It’s been 6 years. If anything hasn’t been updated by now, it’s either been abandoned or the developer needs a hard deadline. There are various programs out there where I question if it’s been abandoned. Periodic exercises like this help make it clear.
Far too many companies aren't willing to embrace newer paradigms/toolchains/software on the principle - if it works don't touch it or inventing some wild workarounds. I think in the end it's for good
The first is needing to know whether the app was 32 bit or not is sort of the main annoyance with that itself.
The second is not every app follows this rule correctly, for whatever reason.
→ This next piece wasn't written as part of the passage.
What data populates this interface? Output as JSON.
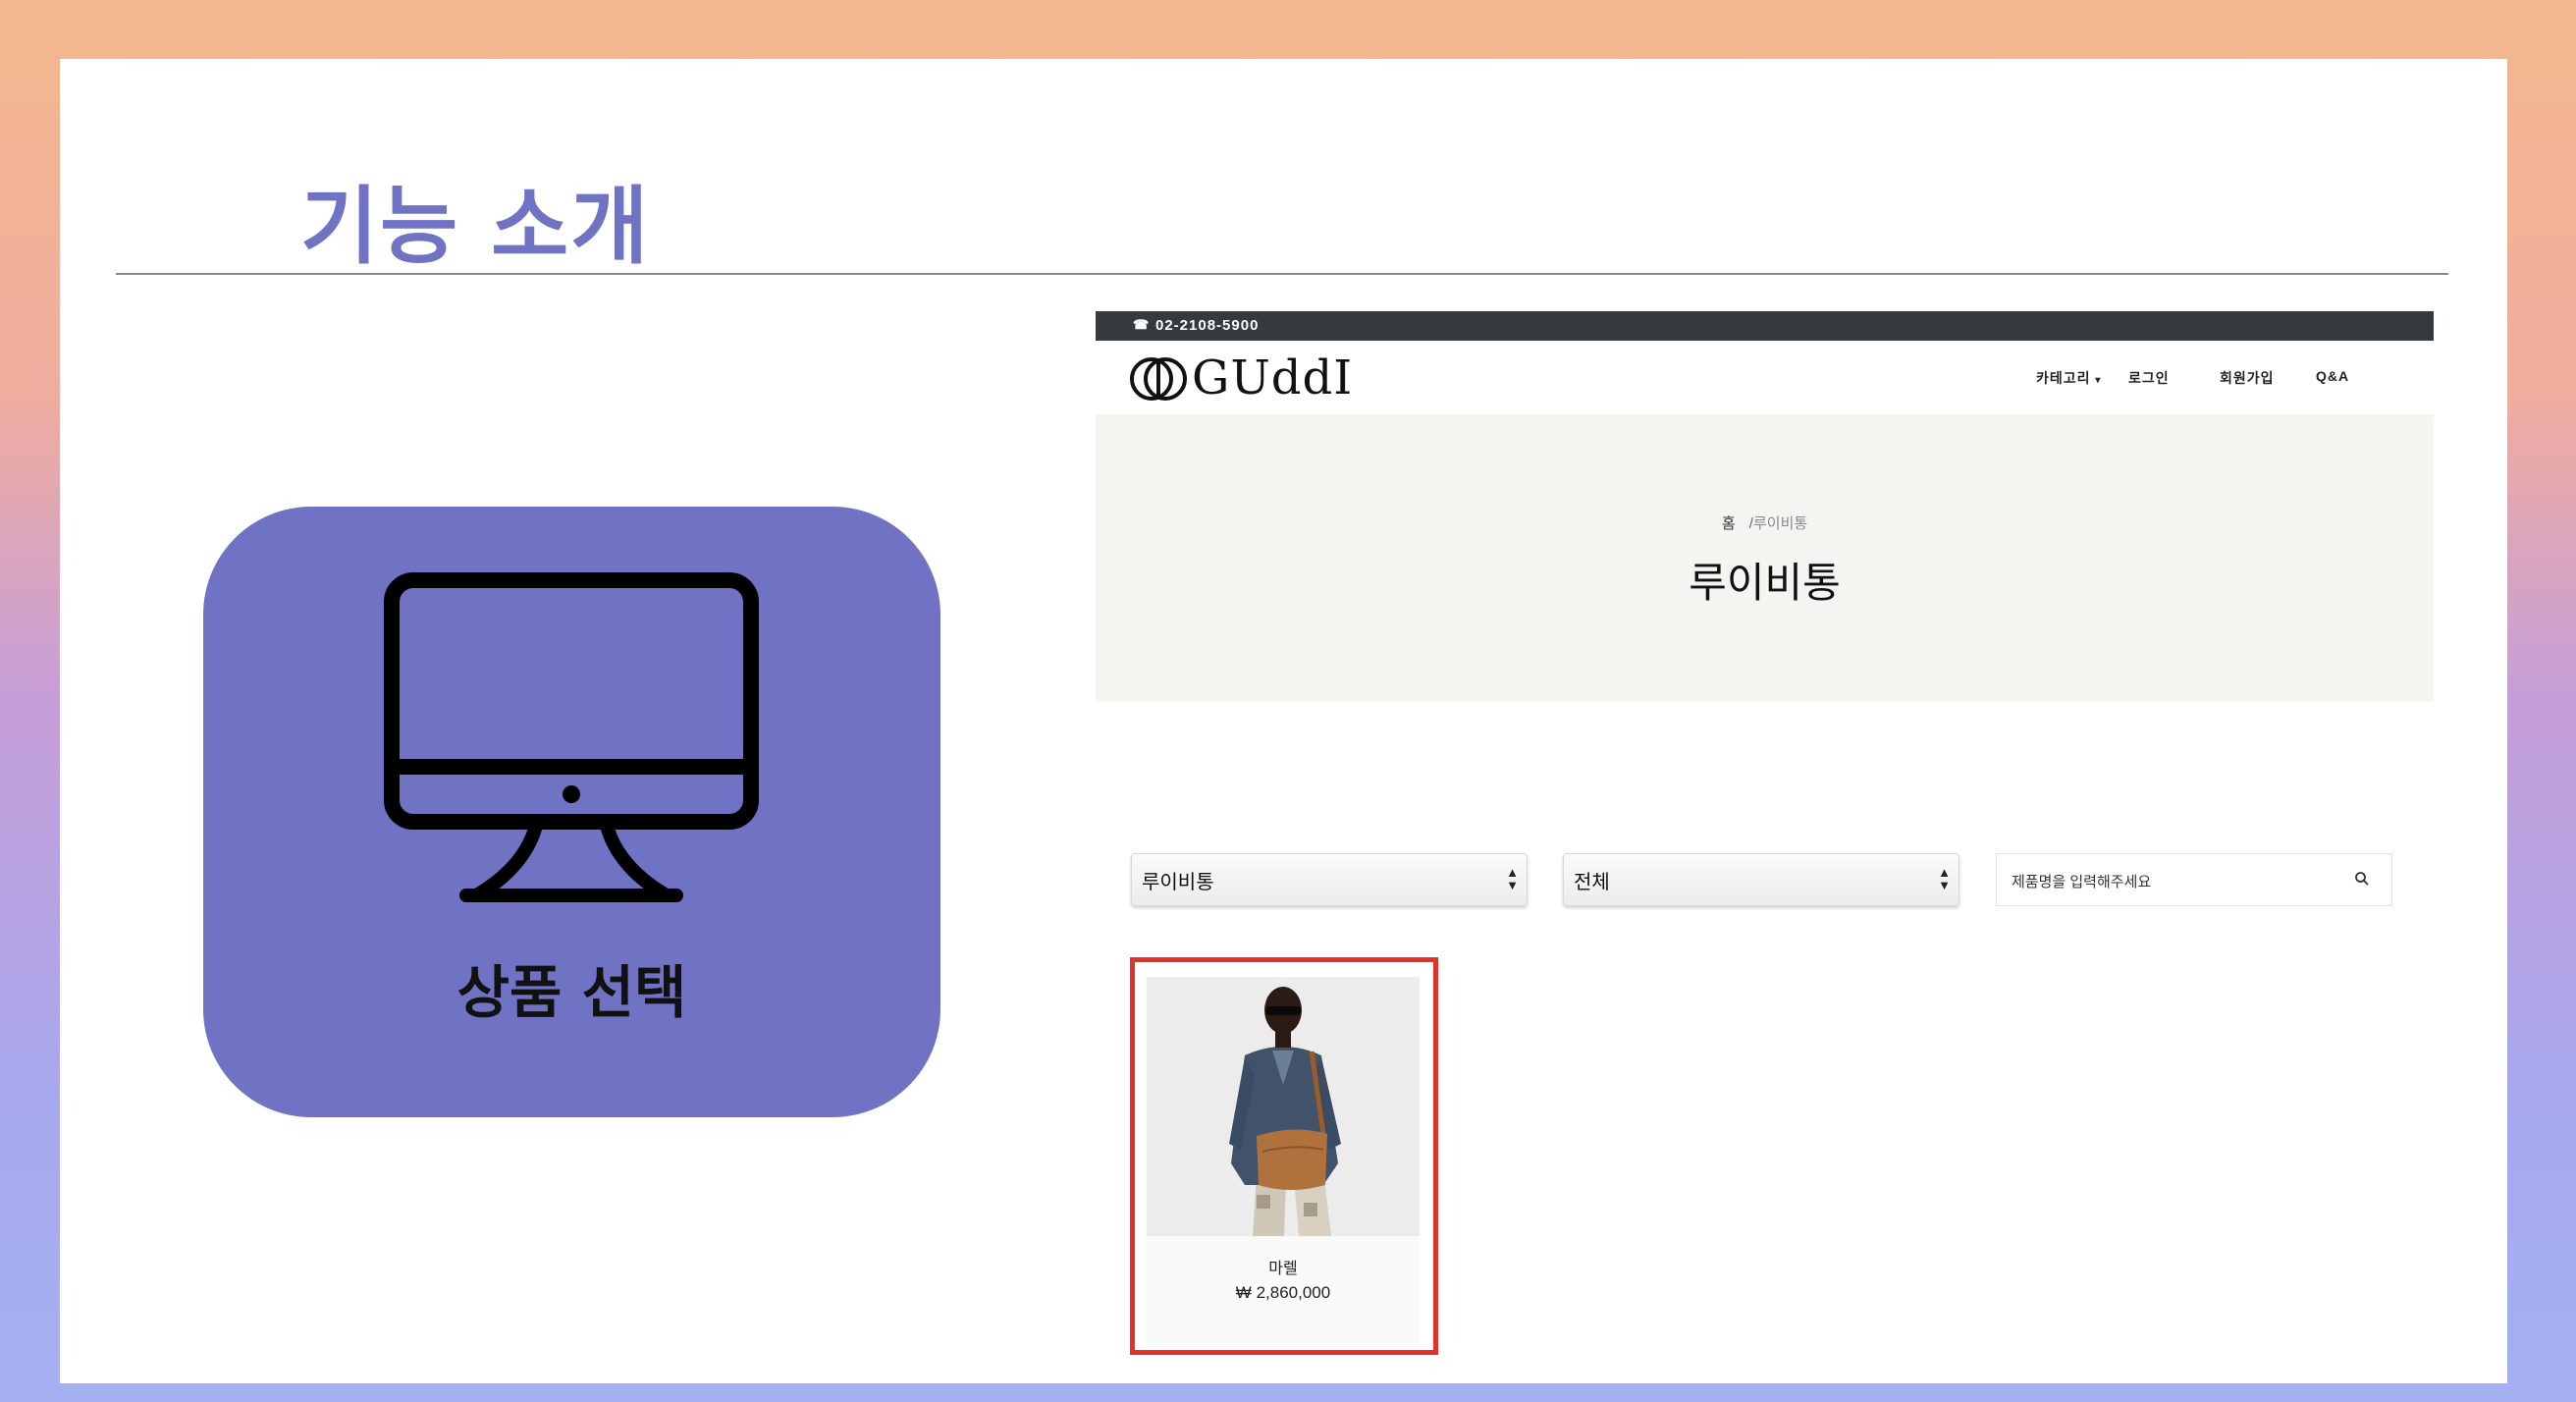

The third is there isn't a clear path for mixed apps, e.g. Steam. On Windows, Steam is still a mix of 32 bit and 64 bit components, so there isn't really a "clean place for it to go. You could have one option of putting Steam in one or the other and then mixing 32/64 bit apps in that folder & you have the other option of duplicating things, moving the initial problem an extra directory level deeper. 3b is that Steam installs the games under its folder, and the games you can install can be 32 bit, 64 bit, or a mix - duplicating the problem yet again. Until the start of this year, Steam still supported 32 bit Windows and, therefore, you could also have 16 bit games be installed.
There were reasons to do the split in the early 2000s but holding on to each decision like this for decades after seems to cause more pain than it ends up avoiding.